Когда Антон Л. через несколько дней после того взрыва снова шел в направлении Резиденции, то обнаружил, что бронзовый курфюрст закутан, закутан в крышу, которая словно жестяной парус пронеслась по Анакреонштрассе. Жестяная крыша зацепилась за памятник, остановилась и изогнулась вокруг него.
– Что у вас за вид, Ваша курфюрстская милость? – спросил Антон Л.
– Ерунда, – ответил курфюрст, – лучше размотайте меня.
– Это было бы весьма нелегко, – сказал Антон Л., – ведь это же целая железная крыша.
– Но не можете же вы оставить курфюрста закутанным в жесть, коль вы уж воруете его картины.
– О воровстве не может быть и речи…
– А как же еще это назвать, господин Л.? Пусть даже вы один на свете, но это еще вовсе не значит, что все принадлежит вам.
– Это весьма скользкий юридический вопрос. И вообще: откуда вам известно, как меня зовут? – спросил Антон Л.
– Большое искусство, – произнес курфюрст, из-под жести это прозвучало весьма глухо, – если жив всего лишь один человек и его зовут Л., то вас наверняка зовут Л.
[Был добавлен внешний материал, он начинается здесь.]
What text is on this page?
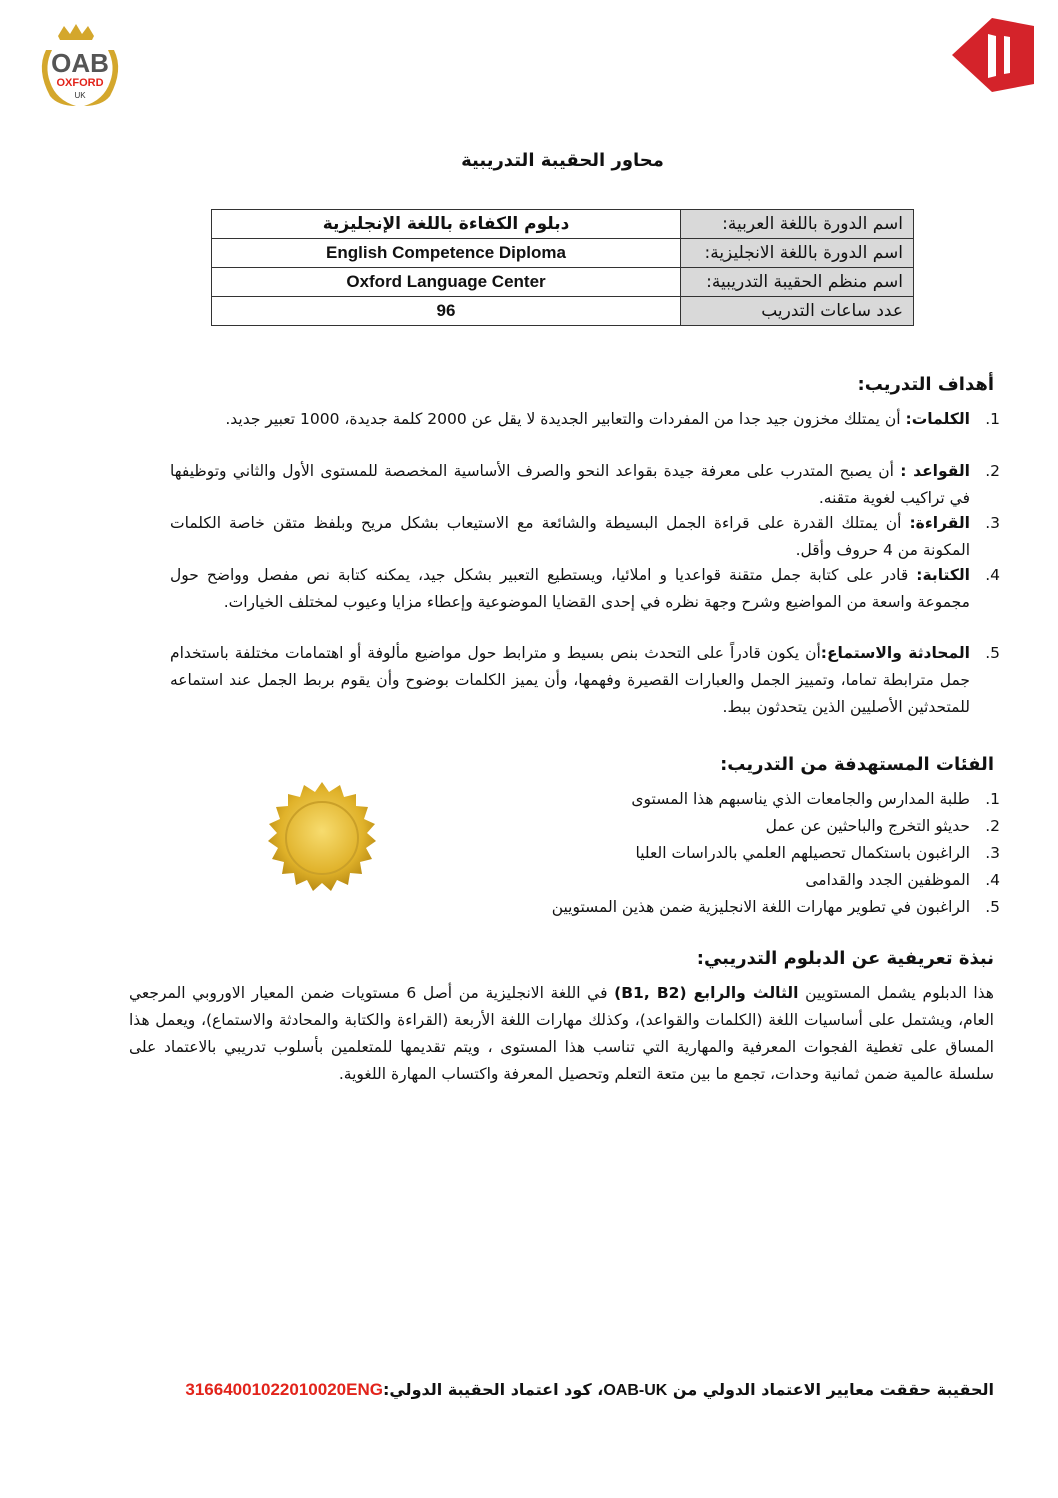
OAB
OXFORD
UK
محاور الحقيبة التدريبية
اسم الدورة باللغة العربية:	دبلوم الكفاءة باللغة الإنجليزية
اسم الدورة باللغة الانجليزية:	English Competence Diploma
اسم منظم الحقيبة التدريبية:	Oxford Language Center
عدد ساعات التدريب	96
أهداف التدريب:
1.
الكلمات: أن يمتلك مخزون جيد جدا من المفردات والتعابير الجديدة لا يقل عن 2000 كلمة جديدة، 1000 تعبير جديد.
2.
القواعد : أن يصبح المتدرب على معرفة جيدة بقواعد النحو والصرف الأساسية المخصصة للمستوى الأول والثاني وتوظيفها في تراكيب لغوية متقنه.
3.
القراءة: أن يمتلك القدرة على قراءة الجمل البسيطة والشائعة مع الاستيعاب بشكل مريح وبلفظ متقن خاصة الكلمات المكونة من 4 حروف وأقل.
4.
الكتابة: قادر على كتابة جمل متقنة قواعديا و املائيا، ويستطيع التعبير بشكل جيد، يمكنه كتابة نص مفصل وواضح حول مجموعة واسعة من المواضيع وشرح وجهة نظره في إحدى القضايا الموضوعية وإعطاء مزايا وعيوب لمختلف الخيارات.
5.
المحادثة والاستماع:أن يكون قادراً على التحدث بنص بسيط و مترابط حول مواضيع مألوفة أو اهتمامات مختلفة باستخدام جمل مترابطة تماما، وتمييز الجمل والعبارات القصيرة وفهمها، وأن يميز الكلمات بوضوح وأن يقوم بربط الجمل عند استماعه للمتحدثين الأصليين الذين يتحدثون ببط.
الفئات المستهدفة من التدريب:
1.
طلبة المدارس والجامعات الذي يناسبهم هذا المستوى
2.
حديثو التخرج والباحثين عن عمل
3.
الراغبون باستكمال تحصيلهم العلمي بالدراسات العليا
4.
الموظفين الجدد والقدامى
5.
الراغبون في تطوير مهارات اللغة الانجليزية ضمن هذين المستويين
نبذة تعريفية عن الدبلوم التدريبي:
هذا الدبلوم يشمل المستويين الثالث والرابع (B1, B2) في اللغة الانجليزية من أصل 6 مستويات ضمن المعيار الاوروبي المرجعي العام، ويشتمل على أساسيات اللغة (الكلمات والقواعد)، وكذلك مهارات اللغة الأربعة (القراءة والكتابة والمحادثة والاستماع)، ويعمل هذا المساق على تغطية الفجوات المعرفية والمهارية التي تناسب هذا المستوى ، ويتم تقديمها للمتعلمين بأسلوب تدريبي بالاعتماد على سلسلة عالمية ضمن ثمانية وحدات، تجمع ما بين متعة التعلم وتحصيل المعرفة واكتساب المهارة اللغوية.
الحقيبة حققت معايير الاعتماد الدولي من OAB-UK، كود اعتماد الحقيبة الدولي:31664001022010020ENG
– А жив только я? – спросил Антон Л.
– Во всяком случае, я больше никого не заметил, – ответил курфюрст.
Антон Л. принялся – а это была тяжелая работа – разгибать крышу. Его усилия особого успеха не принесли.
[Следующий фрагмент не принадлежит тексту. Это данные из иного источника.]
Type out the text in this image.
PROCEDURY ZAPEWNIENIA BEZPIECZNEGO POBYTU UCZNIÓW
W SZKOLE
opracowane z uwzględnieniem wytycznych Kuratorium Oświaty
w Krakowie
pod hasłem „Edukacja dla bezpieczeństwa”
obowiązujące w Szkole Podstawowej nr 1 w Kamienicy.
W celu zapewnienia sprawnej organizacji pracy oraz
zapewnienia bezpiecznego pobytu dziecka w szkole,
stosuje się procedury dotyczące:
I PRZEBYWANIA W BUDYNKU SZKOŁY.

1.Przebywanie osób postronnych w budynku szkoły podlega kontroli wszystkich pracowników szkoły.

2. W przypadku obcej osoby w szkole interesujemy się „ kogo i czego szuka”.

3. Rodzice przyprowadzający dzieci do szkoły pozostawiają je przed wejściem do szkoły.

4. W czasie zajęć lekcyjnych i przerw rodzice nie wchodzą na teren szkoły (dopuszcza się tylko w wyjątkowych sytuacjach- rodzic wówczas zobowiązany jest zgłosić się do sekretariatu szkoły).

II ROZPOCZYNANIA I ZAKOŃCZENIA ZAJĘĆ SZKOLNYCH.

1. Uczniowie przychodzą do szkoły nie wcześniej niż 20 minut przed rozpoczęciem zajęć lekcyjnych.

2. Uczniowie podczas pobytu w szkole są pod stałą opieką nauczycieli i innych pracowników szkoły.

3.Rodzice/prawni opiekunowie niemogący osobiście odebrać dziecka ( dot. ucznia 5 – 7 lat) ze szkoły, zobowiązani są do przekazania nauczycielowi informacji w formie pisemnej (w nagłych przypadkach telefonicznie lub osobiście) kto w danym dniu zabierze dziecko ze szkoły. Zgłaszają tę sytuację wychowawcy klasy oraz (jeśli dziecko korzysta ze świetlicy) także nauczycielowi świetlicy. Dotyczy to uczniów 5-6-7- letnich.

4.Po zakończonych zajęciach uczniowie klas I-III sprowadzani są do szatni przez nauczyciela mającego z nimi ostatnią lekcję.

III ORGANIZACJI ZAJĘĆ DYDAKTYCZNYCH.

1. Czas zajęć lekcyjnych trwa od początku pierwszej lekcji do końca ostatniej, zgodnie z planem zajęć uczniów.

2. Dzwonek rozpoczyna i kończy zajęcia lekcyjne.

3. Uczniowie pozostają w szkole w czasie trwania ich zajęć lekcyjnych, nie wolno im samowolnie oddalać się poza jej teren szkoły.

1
– Не получается, – сказал Антон Л.
– Вы делаете это совершенно неправильно. Подгоните сюда свою машину. Привяжите сзади канат…
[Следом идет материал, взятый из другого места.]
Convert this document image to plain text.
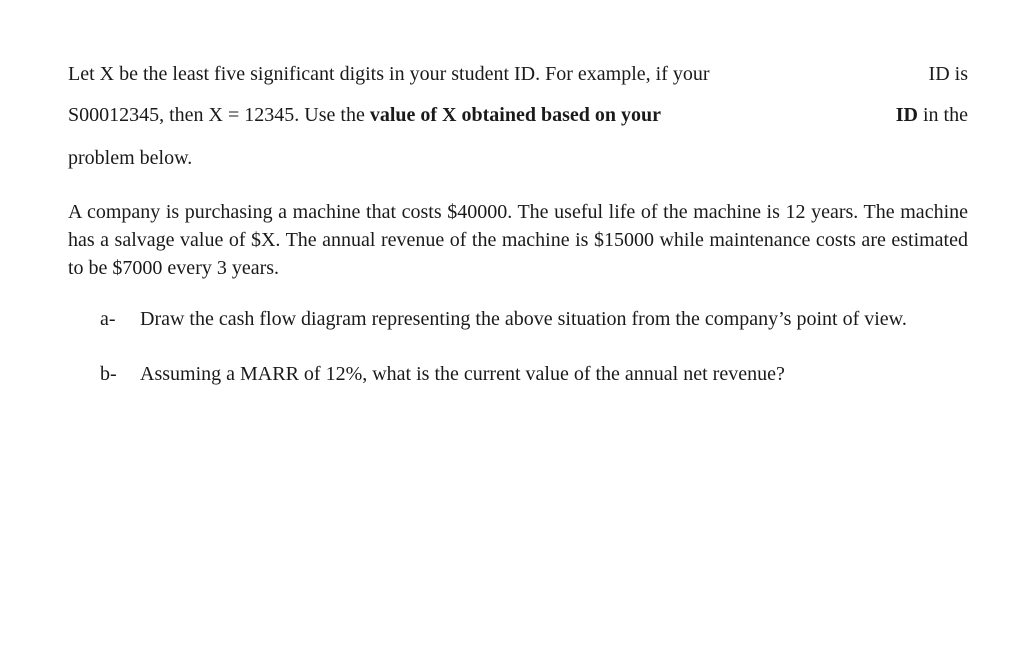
Let X be the least five significant digits in your student ID. For example, if your	ID is
S00012345, then X = 12345. Use the value of X obtained based on your	ID in the
problem below.
A company is purchasing a machine that costs $40000. The useful life of the machine is 12 years. The machine has a salvage value of $X. The annual revenue of the machine is $15000 while maintenance costs are estimated to be $7000 every 3 years.
a- Draw the cash flow diagram representing the above situation from the company’s point of view.
b- Assuming a MARR of 12%, what is the current value of the annual net revenue?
– Очень хорошая идея, – сказал Антон Л. и побежал обратно в гостиницу.
Он приехал на машине и привез трос.
– Канат слишком тонкий, а к тому же и слишком короткий, – глухо произнес курфюрст.
– Откуда вы знаете, как вы можете это видеть, если вы закутаны?
– Я вижу все, что видят ваши глаза, глупец, – ответил курфюрст. – Или вы думаете, что я на самом деле разговариваю?
– Я как раз собирался об этом спросить…
– Сейчас не спрашивайте совершенно ничего. Во всяком случае канат, который вы привезли с собой, – это совсем не канат, а шпагатная веревочка. Здесь лежит контактный провод от трамвая. Почему бы вам не взять его?
Взрывная волна на самом деле буквально скрутила в клубок несколько десятков метров контактного провода. Антон Л. размотал провод и отрезал длинный кусок. (Для этого ему пришлось еще раз возвратиться в гостиницу, где в одной из мастерских лежали инструменты, в том числе и кусачки.)
– Не так, – вмешался курфюрст, когда Антон Л. собирался прикрутить провод к крюку автомобиля – Эта штука, когда оторвется от меня, выстрелит сзади по вашей машине. Вам нужно сделать ворот. Обогните провод вокруг колонны придворного театра и протяните его в противоположном направлении. Колонна это выдержит.
Антон Л. подчинился.
– А затем вам нужно пробить в крыше две дырки, чтобы вы смогли протянуть через них провод. А затем вы должны…
– Должен… должен… – возмутился Антон Л., но тихо.
На это курфюрст ничего не ответил.
«Наверное, он обиделся», – подумал Антон Л.
Он работал не меньше часа. Трижды не выдерживали неумелые узлы на упругой проволоке. Лишь когда Антон Л. обмотал узлы другой проволокой, провод выдержал. Антон Л. нажал на газ, крыша с жестяным грохотом сдвинулась с места, машина рванулась вперед, железная крыша со скрежетом дернулась в сторону придворного театра, где и осталась лежать на ступенях. Курфюрст был свободен. Лишь его шпага изогнулась.